This post was written by Alis Wang
Gun violence has been a vexing problem for law enforcement and policy makers for decades. This is partially because of the difficulty of predicting which individuals will perpetrate the next mass shooting. Big data, however, could give us a way to objectively analyze this issue and find ways to reduce the number of mass shootings. Currently, the US lacks a national recordkeeping database of gun owners or firearm and ammunition purchases. Data science, however, could be used to build one to track and analyze gun and ammunition sales. This could provide law enforcement agents with better data and tools to flag potential violent perpetrators. For example, predictive models could be built with the gathered data to analyze trends in gun purchasers’ activities to distinguish non-offenders from those with a higher probability of committing gun violence in the future. Because of the historical data available on past perpetrators’ purchases, data analysts could build useful predictive models. This would improve our ability to flag suspicious behavior before potential killers commit an atrocity.

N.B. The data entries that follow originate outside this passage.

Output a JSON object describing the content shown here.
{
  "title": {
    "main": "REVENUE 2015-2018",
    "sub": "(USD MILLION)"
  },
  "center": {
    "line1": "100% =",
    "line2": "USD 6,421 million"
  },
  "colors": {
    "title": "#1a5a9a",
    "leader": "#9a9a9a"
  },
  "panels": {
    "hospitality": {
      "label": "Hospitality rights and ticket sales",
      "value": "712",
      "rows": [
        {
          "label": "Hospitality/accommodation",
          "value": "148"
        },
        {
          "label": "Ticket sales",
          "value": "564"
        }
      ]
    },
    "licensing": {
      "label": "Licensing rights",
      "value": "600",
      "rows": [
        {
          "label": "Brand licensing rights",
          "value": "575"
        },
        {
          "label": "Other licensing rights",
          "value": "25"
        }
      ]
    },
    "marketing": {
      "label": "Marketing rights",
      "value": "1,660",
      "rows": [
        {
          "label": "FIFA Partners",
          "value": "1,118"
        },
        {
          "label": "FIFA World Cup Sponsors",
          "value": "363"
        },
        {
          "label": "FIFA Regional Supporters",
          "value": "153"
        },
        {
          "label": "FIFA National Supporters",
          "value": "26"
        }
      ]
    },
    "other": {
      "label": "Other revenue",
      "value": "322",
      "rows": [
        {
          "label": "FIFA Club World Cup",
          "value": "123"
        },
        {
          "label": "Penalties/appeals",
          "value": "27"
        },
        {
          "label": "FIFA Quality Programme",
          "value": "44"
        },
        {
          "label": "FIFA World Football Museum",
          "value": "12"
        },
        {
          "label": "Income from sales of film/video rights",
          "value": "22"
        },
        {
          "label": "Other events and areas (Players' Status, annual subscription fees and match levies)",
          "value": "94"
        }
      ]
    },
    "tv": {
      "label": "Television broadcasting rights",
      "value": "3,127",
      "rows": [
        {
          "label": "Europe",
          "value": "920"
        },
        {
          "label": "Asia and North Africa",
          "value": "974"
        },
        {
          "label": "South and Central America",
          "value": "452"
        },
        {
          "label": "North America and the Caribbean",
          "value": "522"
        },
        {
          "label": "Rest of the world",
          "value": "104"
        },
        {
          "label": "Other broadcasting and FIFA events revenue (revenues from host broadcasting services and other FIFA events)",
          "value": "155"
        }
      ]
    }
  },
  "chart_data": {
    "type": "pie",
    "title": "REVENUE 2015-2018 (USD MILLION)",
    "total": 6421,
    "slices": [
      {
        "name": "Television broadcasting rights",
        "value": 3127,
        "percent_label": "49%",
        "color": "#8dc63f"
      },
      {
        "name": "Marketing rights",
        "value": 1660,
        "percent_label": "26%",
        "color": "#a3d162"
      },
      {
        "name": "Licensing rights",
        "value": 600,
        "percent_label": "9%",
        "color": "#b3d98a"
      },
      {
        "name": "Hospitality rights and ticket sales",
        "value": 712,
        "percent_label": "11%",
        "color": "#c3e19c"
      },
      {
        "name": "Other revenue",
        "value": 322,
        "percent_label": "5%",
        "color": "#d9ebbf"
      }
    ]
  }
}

For example, James Holmes, the suspect in the Aurora movie theater shooting, displayed suspicious behavior prior to his violent attack. He went to three geographically spread out stores to purchase four different guns. Holmes then ordered assault gear and thousands of rounds of ammunition online; UPS subsequently delivered about 90 packages to his address within a short period of time. If data like this—in addition to background information on Holmes’ mental health issues—were available to law enforcement officials and data analysts, Holmes’ rapid buildup of arms and ammo would likely have popped onto their radar, potentially leading to action before he committed the tragic mass shooting.
In addition, developing a database of guns, ammunition, and their owners is actually quite trivial from a data science point of view and some authors say it does not even fall into the “big data” category. In fact, all of the information needed to build a national database could fit on a single thumb drive and could potentially even be analyzed using traditional data mining and business intelligence technology. If data scientists are provided with clean and consistent data, building these predictive models and analytical databases would not be difficult at all.
What is preventing progress on this database is therefore not the technological skills required, but rather concern over citizen’s privacy rights along with a lack of political will and interagency cooperation. Political will and cooperation between different authorities is necessary in order for analysts to obtain the permission to gain access to this data and to build a national database. Privacy concerns are perhaps the most important limitation, especially as data becomes more readily available. This month, for example, Journal News unleashed a maelstrom of criticism when it published the locations of 44,000 registered gun owners in New York State using Google Maps even though the newspaper obtained the information legally under the Federal Freedom of Information Act. While a national database would be able to help anticipate gun violence, this must be balanced against an American citizen’s reasonable right to privacy. This is sure to be an ongoing political debate, and data analytics should be part of it.